Meet the new boss. Same as the old boss.
– The Who, “We won’t be fooled again”, 1971
Once seen as the saviors of America’s economy, Silicon Valley is turning into something more of an emerging axis of evil. “Brain-hacking” tech companies such as Apple, Google, Facebook, Microsoft and Amazon, as one prominent tech investor puts it, have become so intrusive as to alarm critics on both right and left.
Firms like Google, which once advertised themselves as committed to being not “evil,” are now increasingly seen as epitomizing Hades’ legions. The tech giants now constitute the world’s five largest companies in market capitalization. Rather than idealistic newcomers, they increasingly reflect the worst of American capitalism — squashing competitors, using indentured servants, attempting to fix wages, depressing incomes, creating ever more social anomie and alienation.
At the same time these firms are fostering what British academic David Lyon has called a “surveillance society” both here and abroad. Companies like Facebook and Google thrive by mining personal data, and their only way to grow, as Wired recently suggested, was, creepily, to “know you better.”

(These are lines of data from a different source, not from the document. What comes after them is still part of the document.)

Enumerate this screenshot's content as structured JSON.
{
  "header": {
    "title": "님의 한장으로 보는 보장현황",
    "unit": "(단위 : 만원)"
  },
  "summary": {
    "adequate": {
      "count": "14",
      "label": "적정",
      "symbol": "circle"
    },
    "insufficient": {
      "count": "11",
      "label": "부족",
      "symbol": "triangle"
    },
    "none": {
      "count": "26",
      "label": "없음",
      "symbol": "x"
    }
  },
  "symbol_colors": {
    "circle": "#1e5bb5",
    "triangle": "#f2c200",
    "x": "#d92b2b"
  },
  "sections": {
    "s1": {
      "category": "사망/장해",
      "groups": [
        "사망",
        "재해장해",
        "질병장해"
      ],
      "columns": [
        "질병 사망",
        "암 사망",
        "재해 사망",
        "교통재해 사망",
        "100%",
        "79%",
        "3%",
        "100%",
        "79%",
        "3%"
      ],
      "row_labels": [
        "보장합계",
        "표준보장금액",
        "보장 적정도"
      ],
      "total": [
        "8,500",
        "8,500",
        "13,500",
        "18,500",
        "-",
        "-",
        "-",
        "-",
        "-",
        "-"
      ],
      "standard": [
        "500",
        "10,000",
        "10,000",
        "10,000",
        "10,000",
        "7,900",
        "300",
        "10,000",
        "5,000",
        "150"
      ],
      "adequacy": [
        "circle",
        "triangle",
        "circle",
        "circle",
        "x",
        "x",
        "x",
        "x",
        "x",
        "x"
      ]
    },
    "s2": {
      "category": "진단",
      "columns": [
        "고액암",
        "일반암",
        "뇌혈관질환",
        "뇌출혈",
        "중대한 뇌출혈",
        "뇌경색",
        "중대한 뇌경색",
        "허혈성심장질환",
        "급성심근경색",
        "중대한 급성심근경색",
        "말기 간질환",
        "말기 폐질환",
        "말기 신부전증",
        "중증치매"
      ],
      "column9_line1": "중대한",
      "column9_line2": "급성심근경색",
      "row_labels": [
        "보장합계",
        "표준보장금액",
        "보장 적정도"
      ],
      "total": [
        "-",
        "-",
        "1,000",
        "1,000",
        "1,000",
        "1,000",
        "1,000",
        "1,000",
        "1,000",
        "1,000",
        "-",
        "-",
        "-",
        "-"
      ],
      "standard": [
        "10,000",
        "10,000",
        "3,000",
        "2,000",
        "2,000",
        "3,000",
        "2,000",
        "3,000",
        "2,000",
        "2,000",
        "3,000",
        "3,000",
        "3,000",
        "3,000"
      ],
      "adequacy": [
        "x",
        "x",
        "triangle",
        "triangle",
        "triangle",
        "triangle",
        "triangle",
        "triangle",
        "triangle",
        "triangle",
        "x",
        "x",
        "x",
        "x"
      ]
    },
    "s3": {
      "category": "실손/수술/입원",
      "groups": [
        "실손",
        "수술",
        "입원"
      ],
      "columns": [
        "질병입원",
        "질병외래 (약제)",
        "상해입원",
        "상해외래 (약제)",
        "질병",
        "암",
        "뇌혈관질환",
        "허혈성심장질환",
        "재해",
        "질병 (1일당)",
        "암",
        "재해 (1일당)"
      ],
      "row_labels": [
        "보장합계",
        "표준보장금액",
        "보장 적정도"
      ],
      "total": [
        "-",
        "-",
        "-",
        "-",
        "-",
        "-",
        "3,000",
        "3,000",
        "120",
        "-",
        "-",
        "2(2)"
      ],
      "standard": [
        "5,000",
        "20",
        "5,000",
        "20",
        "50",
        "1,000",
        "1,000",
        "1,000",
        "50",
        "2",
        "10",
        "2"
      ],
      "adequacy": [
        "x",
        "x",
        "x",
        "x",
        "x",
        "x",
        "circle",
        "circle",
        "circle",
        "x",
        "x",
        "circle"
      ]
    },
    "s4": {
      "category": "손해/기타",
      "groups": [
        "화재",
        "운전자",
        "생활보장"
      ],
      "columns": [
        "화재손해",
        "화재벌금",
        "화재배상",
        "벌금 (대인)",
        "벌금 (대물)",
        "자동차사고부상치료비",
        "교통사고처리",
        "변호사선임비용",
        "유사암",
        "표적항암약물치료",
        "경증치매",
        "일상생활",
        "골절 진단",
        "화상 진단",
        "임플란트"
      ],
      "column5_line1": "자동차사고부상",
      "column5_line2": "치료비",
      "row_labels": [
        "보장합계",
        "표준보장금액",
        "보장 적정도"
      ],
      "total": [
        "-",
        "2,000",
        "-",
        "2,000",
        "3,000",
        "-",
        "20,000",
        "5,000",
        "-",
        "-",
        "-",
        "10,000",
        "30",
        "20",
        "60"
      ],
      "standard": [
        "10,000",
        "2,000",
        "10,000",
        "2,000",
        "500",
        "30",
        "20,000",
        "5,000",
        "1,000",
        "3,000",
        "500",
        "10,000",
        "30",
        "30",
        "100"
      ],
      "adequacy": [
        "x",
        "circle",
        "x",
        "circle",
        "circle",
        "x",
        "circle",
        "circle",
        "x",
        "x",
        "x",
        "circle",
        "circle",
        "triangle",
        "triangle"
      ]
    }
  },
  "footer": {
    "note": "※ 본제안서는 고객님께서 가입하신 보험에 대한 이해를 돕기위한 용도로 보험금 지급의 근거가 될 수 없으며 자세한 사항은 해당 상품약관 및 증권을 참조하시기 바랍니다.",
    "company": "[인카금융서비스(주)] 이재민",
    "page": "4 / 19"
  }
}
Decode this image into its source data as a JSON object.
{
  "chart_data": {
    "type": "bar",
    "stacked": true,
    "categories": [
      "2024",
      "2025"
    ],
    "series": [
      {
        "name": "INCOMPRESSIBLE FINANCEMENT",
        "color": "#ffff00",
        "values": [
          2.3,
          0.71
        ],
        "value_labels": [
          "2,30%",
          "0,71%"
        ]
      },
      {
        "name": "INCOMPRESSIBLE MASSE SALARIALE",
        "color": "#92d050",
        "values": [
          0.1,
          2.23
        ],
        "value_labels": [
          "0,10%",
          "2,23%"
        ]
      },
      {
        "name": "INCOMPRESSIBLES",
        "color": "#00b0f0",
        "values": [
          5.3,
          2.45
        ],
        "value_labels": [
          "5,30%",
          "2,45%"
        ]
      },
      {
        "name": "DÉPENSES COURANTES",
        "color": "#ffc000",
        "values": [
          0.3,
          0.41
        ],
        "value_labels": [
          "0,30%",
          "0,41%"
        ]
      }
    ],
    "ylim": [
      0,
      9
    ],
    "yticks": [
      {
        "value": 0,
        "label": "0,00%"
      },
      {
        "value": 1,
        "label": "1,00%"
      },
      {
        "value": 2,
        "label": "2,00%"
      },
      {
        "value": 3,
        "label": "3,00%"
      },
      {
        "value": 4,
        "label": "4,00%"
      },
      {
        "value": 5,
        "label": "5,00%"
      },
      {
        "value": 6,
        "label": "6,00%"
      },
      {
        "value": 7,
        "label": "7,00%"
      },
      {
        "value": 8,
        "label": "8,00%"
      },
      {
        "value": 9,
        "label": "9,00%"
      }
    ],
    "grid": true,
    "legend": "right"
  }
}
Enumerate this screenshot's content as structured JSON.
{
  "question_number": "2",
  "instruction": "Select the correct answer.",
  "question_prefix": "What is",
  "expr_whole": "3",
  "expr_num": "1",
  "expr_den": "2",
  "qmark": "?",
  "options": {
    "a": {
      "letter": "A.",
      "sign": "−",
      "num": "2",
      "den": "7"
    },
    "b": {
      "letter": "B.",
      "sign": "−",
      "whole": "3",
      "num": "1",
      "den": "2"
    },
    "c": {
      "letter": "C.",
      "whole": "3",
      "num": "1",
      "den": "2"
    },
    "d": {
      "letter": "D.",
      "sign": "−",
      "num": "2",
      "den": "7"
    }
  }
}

The techie vision of the future is one in which the middle class all but disappears, with those not sufficiently merged with machine intelligence relegated to rent-paying serfs living on “income maintenance.” Theirs is a world in where long-standing local affinities are supplanted by Facebook’s concept of digitally-created “meaningful communities.”
The progressive rebellion
Back during the Obama years, the tech oligarchy was widely admired throughout the progressive circles. Companies like Google gained massive access to the administration’s inner circles, with many top aides eventually entering a “revolving door” for jobs with firms like Google, Facebook, Uber, Lyft and Airbnb.
Although the vast majority of all political contributions from these firms, not surprisingly, go to the Democrats, many progressives — at least not those on their payroll — are expressing alarm about the oligarchs’ move to gain control of whole industries, such as education, finance, groceries, space, print media and entertainment. Left-leaning luminaries like Franklin Foer, former editor of the New Republic, rant against technology firms as a threat to basic liberties and coarsening culture.
Progressives are increasingly calling for ever growing tech monolith to be “broken up,” calling for new regulation to limit their size and scope. Many have embraced European proposals to restrain tech monopolies which now resemble “predatory capitalism” at its worse.
The right also rises
Traditionally, conservatives celebrated entrepreneurial success and opposed governmental intervention in the economy. Yet increasingly even libertarians, like Instapundit’s Glen Reynolds, have suggested that some form of anti-trust action may be necessary to curb oligarchic power. The National Review even recently suggested that these firms be treated as utilities, that is, regulated by government.
Conservatives are also concerned about pervasive political bias in the industry. The Bay Area, the heartland of the industry, has evolved as Facebook co-founder Peter Thiel notes, into a “one party state.” Ideological homogeneity discourages debate and dissent, both inside their companies.
More importantly, conservatives seek to curb their ability — increasingly evident as traditional media declines — to control content on the internet. As the techies expand their domain, America’s media, entertainment and cultural industries would seem destined to become ever less heterogenous in politics and cultural world-view.
A clear and present danger
Whether one sits on the progressive left or the political right, this growing hegemony presents a clear and present danger. It is increasingly clear that the oligarchs have forgotten that Americans are more than a collection of data-bases to be exploited. People, whatever their ideology, generally want to maintain a modicum of privacy, and choose their way of life.
The perfect world of the oligarchs can be seen in the Bay Area, where, despite the massive explosion in employment, even tech workers, due to high costs, do worse than their counterparts elsewhere. Meanwhile San Francisco, among the most unequal places in the country, has evolved into a walking advertisement for a post-modern dystopia, an ultra-expensive city filled with homeless people and streets filled with excrement and needles. It is also increasingly exporting people elsewhere, including many people making high salaries.
Of course, technology is critical to a brighter future, but need not be the province of a handful of companies or concentrated in one or two regions. The great progress in the 1980s and 1990s took place in a highly competitive, and dispersed, environment not one dominated by firms that control 80 or 90 percent of key markets. Not surprisingly, the rise of the oligarchs coincides with a general decline in business startups, including in tech.
We have traveled far from the heroic era of spunky start-ups nurtured in suburban garages. But a future of ever greater robotic dependence — a kind of high-tech feudalism — is not inevitable. Setting aside their many differences, conservatives and progressives need to agree on strategies to limit the oligarch’s stranglehold on our future.